A European Commission paper has suggested that poor corporate governance could hit retirees and lead to lower savings rates.
“The effects of poor corporate governance can extend beyond shareholders and management to third parties, eg retirees with pension assets tied up in company shares, or savers with investment funds,” a Commission paper stated.
“Thus, the negative effects of a lack of corporate governance can extend beyond a reduced willingness for investors to invest in companies to a more generalised reluctance to save,” said the Commission’s Directorate-General for Economic and Financial Affairs in a 45-page economic paper.
“Apart from the shorter-term implications for investment and economic growth, lower savings rates in the more developed economies would pose particular challenges in the context of their ageing populations.”
And the paper is also critical of compensation consultants, saying they may help to “camouflage” bosses’ pay “in the form of pensions, deferred compensation plans, management loans, post-retirement perks etc.”

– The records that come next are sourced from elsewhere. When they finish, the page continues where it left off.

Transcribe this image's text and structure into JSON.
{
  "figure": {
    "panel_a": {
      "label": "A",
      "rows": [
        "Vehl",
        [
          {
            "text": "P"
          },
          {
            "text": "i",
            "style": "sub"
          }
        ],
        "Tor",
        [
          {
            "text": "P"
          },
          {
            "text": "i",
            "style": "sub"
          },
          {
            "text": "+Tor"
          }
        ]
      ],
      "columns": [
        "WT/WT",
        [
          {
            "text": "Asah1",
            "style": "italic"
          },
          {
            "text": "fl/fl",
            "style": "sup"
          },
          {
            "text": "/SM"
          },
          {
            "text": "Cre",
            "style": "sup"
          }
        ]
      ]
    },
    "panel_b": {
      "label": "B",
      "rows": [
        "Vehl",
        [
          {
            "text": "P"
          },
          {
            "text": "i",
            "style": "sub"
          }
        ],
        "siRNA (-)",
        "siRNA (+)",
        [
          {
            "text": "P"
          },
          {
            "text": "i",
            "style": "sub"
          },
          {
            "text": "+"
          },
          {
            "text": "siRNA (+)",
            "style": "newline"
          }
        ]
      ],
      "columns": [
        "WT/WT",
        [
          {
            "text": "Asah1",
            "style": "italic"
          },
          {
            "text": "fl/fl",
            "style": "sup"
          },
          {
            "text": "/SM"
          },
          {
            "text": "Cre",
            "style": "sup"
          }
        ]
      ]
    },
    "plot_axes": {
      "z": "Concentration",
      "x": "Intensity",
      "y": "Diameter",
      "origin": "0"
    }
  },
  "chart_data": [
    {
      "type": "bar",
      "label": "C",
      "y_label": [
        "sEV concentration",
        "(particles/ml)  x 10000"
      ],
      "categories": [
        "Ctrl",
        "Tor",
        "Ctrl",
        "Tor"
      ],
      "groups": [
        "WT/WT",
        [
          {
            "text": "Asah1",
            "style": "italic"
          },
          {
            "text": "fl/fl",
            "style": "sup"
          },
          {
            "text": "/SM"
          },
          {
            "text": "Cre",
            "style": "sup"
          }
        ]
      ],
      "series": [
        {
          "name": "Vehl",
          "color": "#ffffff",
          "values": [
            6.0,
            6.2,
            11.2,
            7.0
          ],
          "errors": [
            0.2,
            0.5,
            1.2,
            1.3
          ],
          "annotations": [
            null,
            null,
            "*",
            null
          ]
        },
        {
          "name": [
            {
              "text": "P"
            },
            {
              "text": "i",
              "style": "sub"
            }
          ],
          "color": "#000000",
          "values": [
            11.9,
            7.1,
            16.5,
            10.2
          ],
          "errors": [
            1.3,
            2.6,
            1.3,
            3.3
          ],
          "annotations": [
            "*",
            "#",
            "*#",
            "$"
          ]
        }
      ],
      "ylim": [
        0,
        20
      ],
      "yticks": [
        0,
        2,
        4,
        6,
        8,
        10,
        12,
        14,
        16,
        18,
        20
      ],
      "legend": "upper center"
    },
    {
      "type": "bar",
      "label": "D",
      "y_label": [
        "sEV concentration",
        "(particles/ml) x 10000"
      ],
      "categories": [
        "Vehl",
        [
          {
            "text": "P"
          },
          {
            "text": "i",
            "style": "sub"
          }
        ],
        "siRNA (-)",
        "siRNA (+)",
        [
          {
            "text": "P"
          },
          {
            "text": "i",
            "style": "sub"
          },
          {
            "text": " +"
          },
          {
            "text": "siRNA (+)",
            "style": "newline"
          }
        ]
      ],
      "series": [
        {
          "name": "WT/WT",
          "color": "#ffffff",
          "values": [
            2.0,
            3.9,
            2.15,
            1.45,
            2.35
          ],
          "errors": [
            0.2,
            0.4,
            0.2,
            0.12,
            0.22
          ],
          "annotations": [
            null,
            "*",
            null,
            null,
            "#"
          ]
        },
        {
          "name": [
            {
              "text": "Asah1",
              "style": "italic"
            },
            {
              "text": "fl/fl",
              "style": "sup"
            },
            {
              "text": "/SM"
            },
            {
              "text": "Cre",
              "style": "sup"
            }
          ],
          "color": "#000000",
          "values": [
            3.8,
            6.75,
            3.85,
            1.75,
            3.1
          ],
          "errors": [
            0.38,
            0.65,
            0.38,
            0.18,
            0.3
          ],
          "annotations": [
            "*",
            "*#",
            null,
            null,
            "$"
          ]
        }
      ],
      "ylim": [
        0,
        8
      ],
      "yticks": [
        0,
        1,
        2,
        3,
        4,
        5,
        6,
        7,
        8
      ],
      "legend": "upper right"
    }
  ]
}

It also suggested that the role of institutional shareholders could be enhanced. “Accordingly, these mainly institutional shareholders – such as pension funds - could be encouraged to vote in shareholder meetings, to raise issues of concern to other shareholders in general, and even to solicit votes against management proposals.”
It called for the creation of “larger investors” saying that diffuse ownership of shares “magnifies the principal-agent problem by limiting the scope for collective action among shareholders”.